The outcome: an IC-ready evidence base with an average confidence score of 87 out of 100 across all claims cited in the IC deck. Two critical research gaps had been identified and actively addressed before IC — including the technology defensibility contradiction, which materially changed the proposed deal terms when the IC concluded that the moat argument required more structural protection in the deal structure. The total synthesis time from first call completion to IC-ready intelligence layer was 4 days, compared to the firm's historical benchmark of 3 weeks for a comparable research volume.
The compression came not from cutting corners but from eliminating the bottleneck that normally consumes the most time in expert research synthesis: the manual task of reading through all transcripts, trying to remember what was said in which call, reconciling contradictions that were never formally identified, and assembling a coherent narrative from unstructured notes. When those tasks are automated and the synthesis is available in real time, the analyst's time is freed for the judgment work that machines cannot do.

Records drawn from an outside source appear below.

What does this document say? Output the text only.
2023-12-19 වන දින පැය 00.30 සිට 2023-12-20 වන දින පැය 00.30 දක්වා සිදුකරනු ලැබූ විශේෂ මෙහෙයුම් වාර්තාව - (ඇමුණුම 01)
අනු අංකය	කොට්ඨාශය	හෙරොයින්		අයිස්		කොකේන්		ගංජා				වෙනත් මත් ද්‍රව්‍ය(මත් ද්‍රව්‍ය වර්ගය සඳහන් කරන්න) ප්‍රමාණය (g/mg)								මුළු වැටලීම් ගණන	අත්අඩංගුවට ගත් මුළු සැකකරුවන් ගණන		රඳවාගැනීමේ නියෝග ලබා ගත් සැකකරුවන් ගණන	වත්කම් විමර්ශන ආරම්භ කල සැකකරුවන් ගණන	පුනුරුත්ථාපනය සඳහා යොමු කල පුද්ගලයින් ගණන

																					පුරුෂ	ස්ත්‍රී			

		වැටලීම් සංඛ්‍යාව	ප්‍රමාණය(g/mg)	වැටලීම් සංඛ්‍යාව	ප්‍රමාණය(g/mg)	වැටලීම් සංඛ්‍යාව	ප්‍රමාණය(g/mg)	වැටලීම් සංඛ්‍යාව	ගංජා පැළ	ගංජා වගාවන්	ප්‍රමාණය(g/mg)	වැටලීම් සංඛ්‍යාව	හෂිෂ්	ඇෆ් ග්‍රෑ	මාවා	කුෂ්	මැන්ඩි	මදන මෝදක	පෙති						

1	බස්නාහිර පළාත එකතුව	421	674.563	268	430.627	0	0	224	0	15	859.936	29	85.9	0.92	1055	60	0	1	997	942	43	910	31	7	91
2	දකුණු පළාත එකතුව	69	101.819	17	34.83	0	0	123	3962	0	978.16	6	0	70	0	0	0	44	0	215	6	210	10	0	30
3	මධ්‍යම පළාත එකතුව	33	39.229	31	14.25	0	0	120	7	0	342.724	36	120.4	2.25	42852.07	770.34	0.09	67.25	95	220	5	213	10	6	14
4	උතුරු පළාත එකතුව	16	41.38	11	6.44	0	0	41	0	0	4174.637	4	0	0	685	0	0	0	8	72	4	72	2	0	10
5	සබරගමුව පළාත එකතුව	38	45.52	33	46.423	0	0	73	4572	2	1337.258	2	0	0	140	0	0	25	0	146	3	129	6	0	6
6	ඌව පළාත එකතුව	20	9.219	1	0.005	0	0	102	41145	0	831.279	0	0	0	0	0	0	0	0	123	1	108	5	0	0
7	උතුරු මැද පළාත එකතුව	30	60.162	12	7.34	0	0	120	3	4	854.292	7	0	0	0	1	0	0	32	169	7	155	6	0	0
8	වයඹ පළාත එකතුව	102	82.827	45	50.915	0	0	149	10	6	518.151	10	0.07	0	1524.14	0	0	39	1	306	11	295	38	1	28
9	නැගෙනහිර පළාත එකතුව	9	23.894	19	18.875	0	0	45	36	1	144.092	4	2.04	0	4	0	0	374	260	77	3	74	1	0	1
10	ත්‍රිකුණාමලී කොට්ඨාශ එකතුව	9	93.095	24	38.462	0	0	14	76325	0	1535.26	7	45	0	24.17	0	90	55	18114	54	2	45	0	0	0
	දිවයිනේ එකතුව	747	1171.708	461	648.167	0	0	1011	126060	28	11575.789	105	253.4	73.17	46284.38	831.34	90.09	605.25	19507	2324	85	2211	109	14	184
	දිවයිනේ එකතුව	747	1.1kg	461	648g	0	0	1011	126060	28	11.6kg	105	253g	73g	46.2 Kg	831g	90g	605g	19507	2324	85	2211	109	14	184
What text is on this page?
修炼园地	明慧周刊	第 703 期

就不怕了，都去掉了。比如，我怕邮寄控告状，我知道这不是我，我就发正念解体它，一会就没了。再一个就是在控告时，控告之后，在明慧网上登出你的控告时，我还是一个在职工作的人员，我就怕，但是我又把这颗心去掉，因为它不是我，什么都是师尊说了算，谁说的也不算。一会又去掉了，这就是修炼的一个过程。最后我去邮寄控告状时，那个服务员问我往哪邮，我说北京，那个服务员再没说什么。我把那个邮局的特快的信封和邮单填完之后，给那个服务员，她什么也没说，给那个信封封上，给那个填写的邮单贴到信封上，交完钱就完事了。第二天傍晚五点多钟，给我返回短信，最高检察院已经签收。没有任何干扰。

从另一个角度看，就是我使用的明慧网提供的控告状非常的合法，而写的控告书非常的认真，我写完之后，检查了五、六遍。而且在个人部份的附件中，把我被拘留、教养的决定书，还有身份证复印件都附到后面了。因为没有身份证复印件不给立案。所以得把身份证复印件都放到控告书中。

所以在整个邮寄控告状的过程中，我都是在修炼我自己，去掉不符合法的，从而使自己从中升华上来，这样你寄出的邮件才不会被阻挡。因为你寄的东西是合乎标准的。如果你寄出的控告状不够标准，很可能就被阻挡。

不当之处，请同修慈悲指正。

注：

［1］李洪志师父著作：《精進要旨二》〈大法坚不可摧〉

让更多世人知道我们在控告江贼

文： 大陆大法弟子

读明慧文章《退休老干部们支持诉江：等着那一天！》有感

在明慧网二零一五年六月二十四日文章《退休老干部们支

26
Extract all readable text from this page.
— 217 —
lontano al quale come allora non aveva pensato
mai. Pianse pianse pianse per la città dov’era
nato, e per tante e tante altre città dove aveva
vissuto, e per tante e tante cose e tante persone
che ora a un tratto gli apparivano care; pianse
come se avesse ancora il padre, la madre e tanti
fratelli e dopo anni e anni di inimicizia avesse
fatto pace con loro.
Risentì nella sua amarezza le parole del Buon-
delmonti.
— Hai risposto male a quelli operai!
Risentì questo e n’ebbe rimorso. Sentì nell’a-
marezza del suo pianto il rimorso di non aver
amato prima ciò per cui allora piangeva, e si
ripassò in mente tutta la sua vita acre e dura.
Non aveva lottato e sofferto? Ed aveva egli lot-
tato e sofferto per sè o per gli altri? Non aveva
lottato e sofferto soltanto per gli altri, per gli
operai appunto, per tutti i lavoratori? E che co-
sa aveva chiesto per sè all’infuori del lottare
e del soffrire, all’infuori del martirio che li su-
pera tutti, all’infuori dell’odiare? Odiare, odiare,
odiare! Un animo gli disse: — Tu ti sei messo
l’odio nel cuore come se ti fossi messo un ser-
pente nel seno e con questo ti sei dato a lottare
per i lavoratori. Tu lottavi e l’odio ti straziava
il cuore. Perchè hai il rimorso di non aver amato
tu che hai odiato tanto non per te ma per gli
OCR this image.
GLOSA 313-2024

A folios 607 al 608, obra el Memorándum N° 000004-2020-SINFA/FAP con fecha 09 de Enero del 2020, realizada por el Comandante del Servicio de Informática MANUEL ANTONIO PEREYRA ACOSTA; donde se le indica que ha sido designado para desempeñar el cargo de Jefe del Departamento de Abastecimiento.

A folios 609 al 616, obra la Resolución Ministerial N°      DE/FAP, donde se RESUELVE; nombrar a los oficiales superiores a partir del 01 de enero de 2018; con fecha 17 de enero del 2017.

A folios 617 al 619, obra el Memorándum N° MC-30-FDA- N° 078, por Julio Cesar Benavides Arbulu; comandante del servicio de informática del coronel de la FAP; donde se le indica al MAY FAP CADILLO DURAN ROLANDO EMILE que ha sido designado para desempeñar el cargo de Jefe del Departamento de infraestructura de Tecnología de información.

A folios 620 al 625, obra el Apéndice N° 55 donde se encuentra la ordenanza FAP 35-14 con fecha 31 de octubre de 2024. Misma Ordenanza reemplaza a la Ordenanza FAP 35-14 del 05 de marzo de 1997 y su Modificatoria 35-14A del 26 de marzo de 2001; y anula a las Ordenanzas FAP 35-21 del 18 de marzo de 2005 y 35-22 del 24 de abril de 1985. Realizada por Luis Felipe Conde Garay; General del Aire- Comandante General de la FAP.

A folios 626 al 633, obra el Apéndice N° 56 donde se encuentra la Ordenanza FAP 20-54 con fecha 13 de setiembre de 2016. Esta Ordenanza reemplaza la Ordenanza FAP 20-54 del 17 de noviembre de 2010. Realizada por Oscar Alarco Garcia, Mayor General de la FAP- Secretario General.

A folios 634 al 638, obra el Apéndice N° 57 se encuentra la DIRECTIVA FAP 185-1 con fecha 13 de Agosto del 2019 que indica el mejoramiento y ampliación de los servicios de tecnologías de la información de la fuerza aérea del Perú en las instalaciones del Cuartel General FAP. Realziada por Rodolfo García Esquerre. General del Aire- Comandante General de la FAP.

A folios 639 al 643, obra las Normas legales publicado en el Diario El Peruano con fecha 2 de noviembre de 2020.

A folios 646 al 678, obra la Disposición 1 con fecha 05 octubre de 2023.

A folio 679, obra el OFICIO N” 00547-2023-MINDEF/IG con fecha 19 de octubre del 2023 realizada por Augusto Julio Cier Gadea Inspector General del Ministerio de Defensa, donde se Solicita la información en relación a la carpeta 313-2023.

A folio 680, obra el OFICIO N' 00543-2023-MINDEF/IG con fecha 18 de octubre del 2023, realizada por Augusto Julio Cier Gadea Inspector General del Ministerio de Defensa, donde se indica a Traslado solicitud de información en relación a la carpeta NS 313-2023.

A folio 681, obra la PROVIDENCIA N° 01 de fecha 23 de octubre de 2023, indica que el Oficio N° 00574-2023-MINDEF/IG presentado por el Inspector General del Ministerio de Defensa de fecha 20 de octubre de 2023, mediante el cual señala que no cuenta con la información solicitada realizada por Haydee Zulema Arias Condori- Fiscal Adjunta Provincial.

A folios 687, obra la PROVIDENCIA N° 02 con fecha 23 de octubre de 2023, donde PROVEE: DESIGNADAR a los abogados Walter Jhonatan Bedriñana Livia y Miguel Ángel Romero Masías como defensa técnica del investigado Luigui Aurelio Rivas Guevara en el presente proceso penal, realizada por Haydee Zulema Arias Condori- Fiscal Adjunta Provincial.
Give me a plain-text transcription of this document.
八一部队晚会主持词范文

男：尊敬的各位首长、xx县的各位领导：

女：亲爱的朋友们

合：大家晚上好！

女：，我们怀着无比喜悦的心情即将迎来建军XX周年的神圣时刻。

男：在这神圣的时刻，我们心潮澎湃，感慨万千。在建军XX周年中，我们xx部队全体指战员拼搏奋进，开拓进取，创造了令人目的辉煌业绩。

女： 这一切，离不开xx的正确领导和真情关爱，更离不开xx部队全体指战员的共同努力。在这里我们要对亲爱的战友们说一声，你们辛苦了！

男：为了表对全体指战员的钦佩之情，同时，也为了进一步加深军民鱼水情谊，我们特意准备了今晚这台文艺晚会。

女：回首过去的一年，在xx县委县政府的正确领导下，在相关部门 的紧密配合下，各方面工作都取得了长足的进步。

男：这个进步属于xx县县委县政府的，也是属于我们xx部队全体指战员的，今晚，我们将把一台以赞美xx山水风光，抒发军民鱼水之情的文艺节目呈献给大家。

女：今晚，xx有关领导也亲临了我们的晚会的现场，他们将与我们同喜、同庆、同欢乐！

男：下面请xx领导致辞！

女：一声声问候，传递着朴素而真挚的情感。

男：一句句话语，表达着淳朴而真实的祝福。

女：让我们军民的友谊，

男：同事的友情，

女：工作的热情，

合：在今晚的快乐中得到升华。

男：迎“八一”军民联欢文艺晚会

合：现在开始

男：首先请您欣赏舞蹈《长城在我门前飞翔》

8. Conclusion: The Standard Is Changing
IC decks that say 'industry sources suggest' are getting harder to defend. As investment processes become more competitive and the evidence bar at IC continues to rise, the ability to cite specific, attributed, confidence-scored expert claims — and to demonstrate that those claims have been systematically tested for corroboration and contradiction across a full research programme — is becoming a differentiator.
The firms that systematically structure expert intelligence will make better decisions faster. Not because their experts are better or their analysts are smarter, but because they are capturing and using a higher proportion of the information their expert research programme actually generates. Most of what experts say in a 60-minute call never makes it into a deal decision in any structured form. The playbook described here changes that ratio.
The technology exists. The methodology is proven. The question is whether your research process is designed to capture what your experts are actually telling you — or whether you are running 12 calls and making decisions on the basis of what the analyst who read transcript seven happened to remember.